His harder lips moved against hers. His stubble burned her. His cool mouth was on hers; she felt the edge of his tongue; she moved her mouth and she lay down, lay on the grass beneath him. She opened her mouth further, the inner surface of her lip catching his teeth, his tongue, his taste, and she felt the hardness of his body, the pain of his coat and weight against her, the animate scents of him.
‘No!’ he said, pulling his head away from her. He jolted upwards with a clumsy rearrangement of his body, hurting her hip. ‘Absolutely not.’
River air spiralled over her neck.
She rose from where she lay, her vision seeming to follow her with a delayed movement. She murmured in confusion, her hair falling over her cheek. Fragments of dead leaf stuck to her coat.
‘I’m so sorry,’ he said rapidly. He caught his breath. ‘Good God.’
‘No!’ said Cecilia.
‘I’m so sorry,’ he said, his voice
higher, strained. ‘I – it’s unforgivable.’
‘It’s not!’ she said, propping herself awkwardly, holding his arms.
‘Absolutely – unacceptable,’ he said with an abrupt shaking of his head.
‘No. Please.’
He stood, his height an immense shadow above her. He bent over and reached firmly and almost roughly under her arms, making her stand. ‘I must take you back home,’ he said.
Thirteen
The Window Seat
When Dora opened the staircase door, she heard her baby’s cry as a keening blanketed by floorboards. The sound entered her brain with a hiss of panic. She ran up the stairs. He might have been crying since she had last looked in on him, she thought, but no one else would dream of extricating themselves from the warmth and music to negotiate their way through the corridors and check on him.
‘Dora . . .’ called someone as she tried to find a light above the staircase. She heard the crash of glass breaking.
‘Barnaby,’ she called, guided to his cot by his bee-shaped nightlight.
He was wet and hiccuping. She lifted him and pressed her cheek to the heat of his face.
‘Sweetheart,’ she murmured, stroking him.
He gasped against her neck. She kissed the mucus on his face, tasting the salt of his tears, murmuring apologies and comfort to him. He had wet through his nappy.
‘Dora!’ called Patrick up the stairs, his roar a distant vibration. ‘More glasses?’
‘Go away,’ she muttered, her mind automatically roaming the pantry in search of spare glasses and landing on enamel mugs whose spider remains she wiped as she peeled the sleepsuit from Barnaby. Cannabis smoke edged along the corridor into the room and she questioned its effect on babies. Perhaps it would make him drowsy, she hoped guiltily.

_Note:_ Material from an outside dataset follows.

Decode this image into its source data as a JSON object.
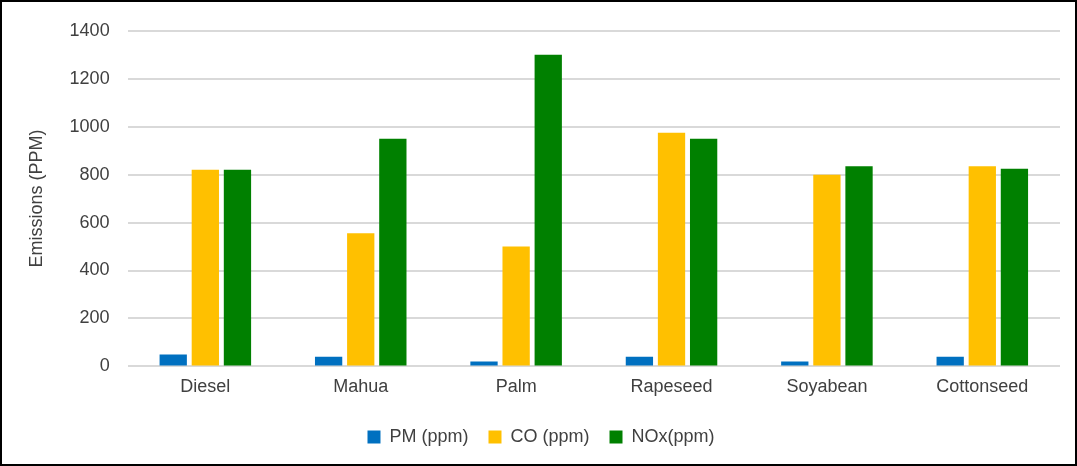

He held out his arms to her when she settled him back into his cot, initiating a chug of protest while the party thumped through the floor, and she moaned through clenched teeth, producing a sound of frustration that was, to her ears, satisfyingly demented. She repeated it in a less pleasing echo. She went back and stroked his head. He sat up. She considered taking him downstairs: an infant plump in a sleepsuit to hand around. She hesitated. She knew it would cause chaos.